A l’entrée du club, Marty, comme à son habitude, la complimente sur sa tenue. T’es chou Marty. Cette moiteur à l’intérieur ! La fête bat son plein, à travers les volutes de fumée elle distingue Lola qui rebondit frénétiquement sur le dance-floor. Bon, avant tout, accorder sa température intérieure à la chaleur ambiante. Il lui suffit d’un regard, Franck derrière son bar sait ce qu’il lui faut. Un clin d’œil, un verre, cul sec, c’est parti. A côté d’elle il y a un type qui ne la quitte pas des yeux. Elle fait celle qui ne voit rien mais elle sait. Quand leurs regards se croisent il lui fait un grand, très grand sourire. Très bien. La soirée s’annonce prometteuse. Comment vous appelez-vous jeune homme ? Vous dansez ?

Louise aurait pu être ma pote, et la vôtre aussi, sans doute. Sauf que Louise on ne la croise que dans les clubs du New-York des années 20. C’est une femme émancipée des années folles, une de ces flappers qu’en France on appelle “garçonnes “. Elle a envoyé valser son corset étouffant et se contente de se bander la poitrine, elle trouve ça plus joli, et plus pratique aussi pour danser.

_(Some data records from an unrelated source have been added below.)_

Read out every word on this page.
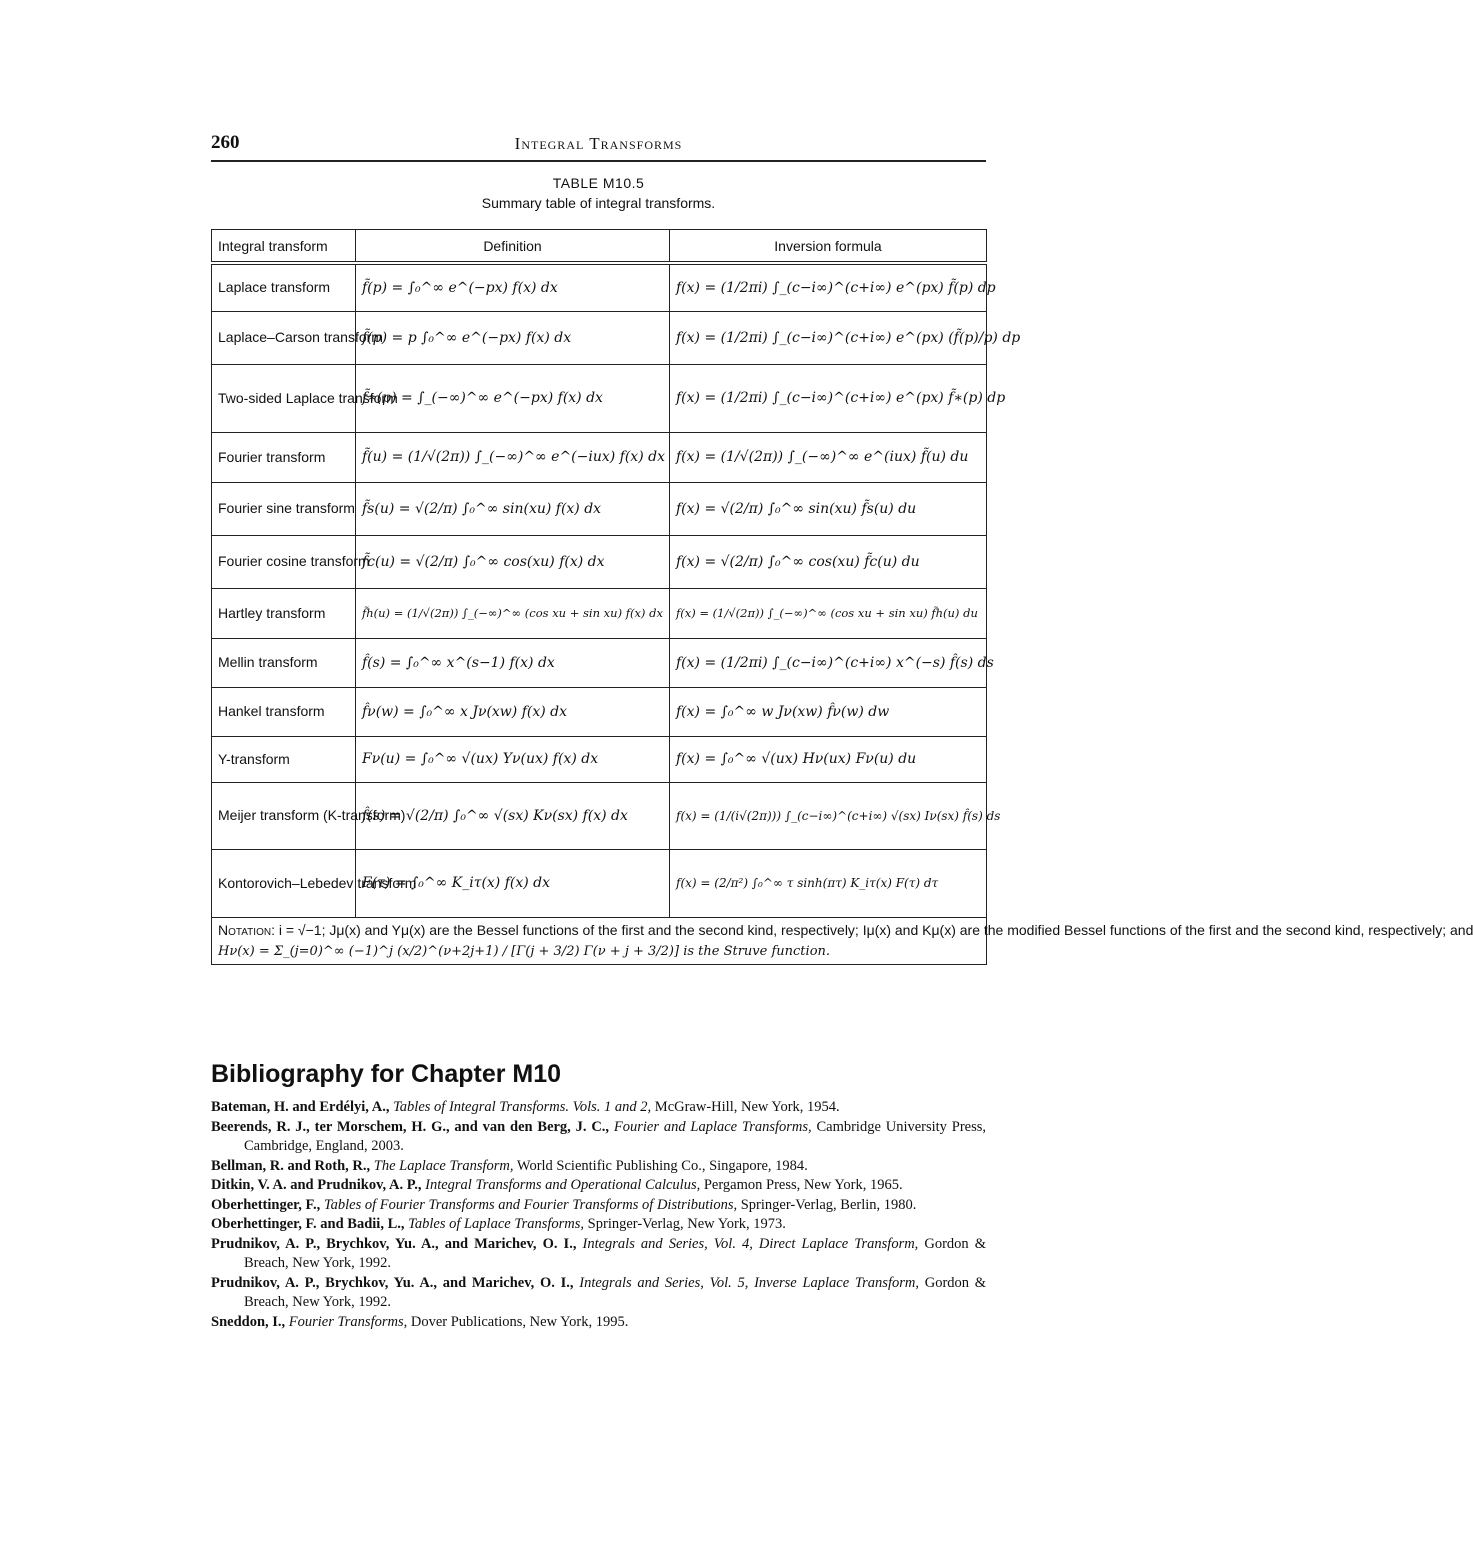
260	Integral Transforms
TABLE M10.5
Summary table of integral transforms.
Integral transform	Definition	Inversion formula
Laplace transform	f̃(p) = ∫₀^∞ e^(−px) f(x) dx	f(x) = (1/2πi) ∫_(c−i∞)^(c+i∞) e^(px) f̃(p) dp
Laplace–Carson transform	f̃(p) = p ∫₀^∞ e^(−px) f(x) dx	f(x) = (1/2πi) ∫_(c−i∞)^(c+i∞) e^(px) (f̃(p)/p) dp
Two-sided Laplace transform	f̃∗(p) = ∫_(−∞)^∞ e^(−px) f(x) dx	f(x) = (1/2πi) ∫_(c−i∞)^(c+i∞) e^(px) f̃∗(p) dp
Fourier transform	f̃(u) = (1/√(2π)) ∫_(−∞)^∞ e^(−iux) f(x) dx	f(x) = (1/√(2π)) ∫_(−∞)^∞ e^(iux) f̃(u) du
Fourier sine transform	f̃s(u) = √(2/π) ∫₀^∞ sin(xu) f(x) dx	f(x) = √(2/π) ∫₀^∞ sin(xu) f̃s(u) du
Fourier cosine transform	f̃c(u) = √(2/π) ∫₀^∞ cos(xu) f(x) dx	f(x) = √(2/π) ∫₀^∞ cos(xu) f̃c(u) du
Hartley transform	f̃h(u) = (1/√(2π)) ∫_(−∞)^∞ (cos xu + sin xu) f(x) dx	f(x) = (1/√(2π)) ∫_(−∞)^∞ (cos xu + sin xu) f̃h(u) du
Mellin transform	f̂(s) = ∫₀^∞ x^(s−1) f(x) dx	f(x) = (1/2πi) ∫_(c−i∞)^(c+i∞) x^(−s) f̂(s) ds
Hankel transform	f̂ν(w) = ∫₀^∞ x Jν(xw) f(x) dx	f(x) = ∫₀^∞ w Jν(xw) f̂ν(w) dw
Y-transform	Fν(u) = ∫₀^∞ √(ux) Yν(ux) f(x) dx	f(x) = ∫₀^∞ √(ux) Hν(ux) Fν(u) du
Meijer transform (K-transform)	f̂(s) = √(2/π) ∫₀^∞ √(sx) Kν(sx) f(x) dx	f(x) = (1/(i√(2π))) ∫_(c−i∞)^(c+i∞) √(sx) Iν(sx) f̂(s) ds
Kontorovich–Lebedev transform	F(τ) = ∫₀^∞ K_iτ(x) f(x) dx	f(x) = (2/π²) ∫₀^∞ τ sinh(πτ) K_iτ(x) F(τ) dτ
Notation: i = √−1; Jμ(x) and Yμ(x) are the Bessel functions of the first and the second kind, respectively; Iμ(x) and Kμ(x) are the modified Bessel functions of the first and the second kind, respectively; and
Hν(x) = Σ_(j=0)^∞ (−1)^j (x/2)^(ν+2j+1) / [Γ(j + 3/2) Γ(ν + j + 3/2)] is the Struve function.		
Bibliography for Chapter M10
Bateman, H. and Erdélyi, A., Tables of Integral Transforms. Vols. 1 and 2, McGraw-Hill, New York, 1954.
Beerends, R. J., ter Morschem, H. G., and van den Berg, J. C., Fourier and Laplace Transforms, Cambridge University Press, Cambridge, England, 2003.
Bellman, R. and Roth, R., The Laplace Transform, World Scientific Publishing Co., Singapore, 1984.
Ditkin, V. A. and Prudnikov, A. P., Integral Transforms and Operational Calculus, Pergamon Press, New York, 1965.
Oberhettinger, F., Tables of Fourier Transforms and Fourier Transforms of Distributions, Springer-Verlag, Berlin, 1980.
Oberhettinger, F. and Badii, L., Tables of Laplace Transforms, Springer-Verlag, New York, 1973.
Prudnikov, A. P., Brychkov, Yu. A., and Marichev, O. I., Integrals and Series, Vol. 4, Direct Laplace Transform, Gordon & Breach, New York, 1992.
Prudnikov, A. P., Brychkov, Yu. A., and Marichev, O. I., Integrals and Series, Vol. 5, Inverse Laplace Transform, Gordon & Breach, New York, 1992.
Sneddon, I., Fourier Transforms, Dover Publications, New York, 1995.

L’ourlet de ses robes remonte au-dessus de ses genoux, so shocking disent ses parents. Tu ressembles à une fille de mauvaise vie lui reprochent-ils, avec ces lèvres peintes, ces cigarettes, ces bras nus. Tu nous fais honte, avec tes cheveux courts les voisins pendant que tu fricotes avec les filles. Mais elle s’en fiche, Louise. Elle travaille, elle gagne sa vie, elle est indépendante – à quelque chose malheur est bon, avec les gars qu’étaient tous à la guerre, fallait bien que les femmes continuent à faire tourner la grande machine non ? Alors maintenant elle décide pour elle, elle fait ce qu’elle veut de son argent, de ses soirées, de ses cheveux, et de ses fesses. Et puis même, ça lui plaît des les mettre en rage tous ces vieux schnocks, avec leur morale à deux balles, leurs conventions. Si elles les écoutait elle ne pourrait même plus faire de vélo. Le vent dans les cheveux, la liberté, tout ça, ce serait terminé. Jamais ! Qu’ils aillent au diable !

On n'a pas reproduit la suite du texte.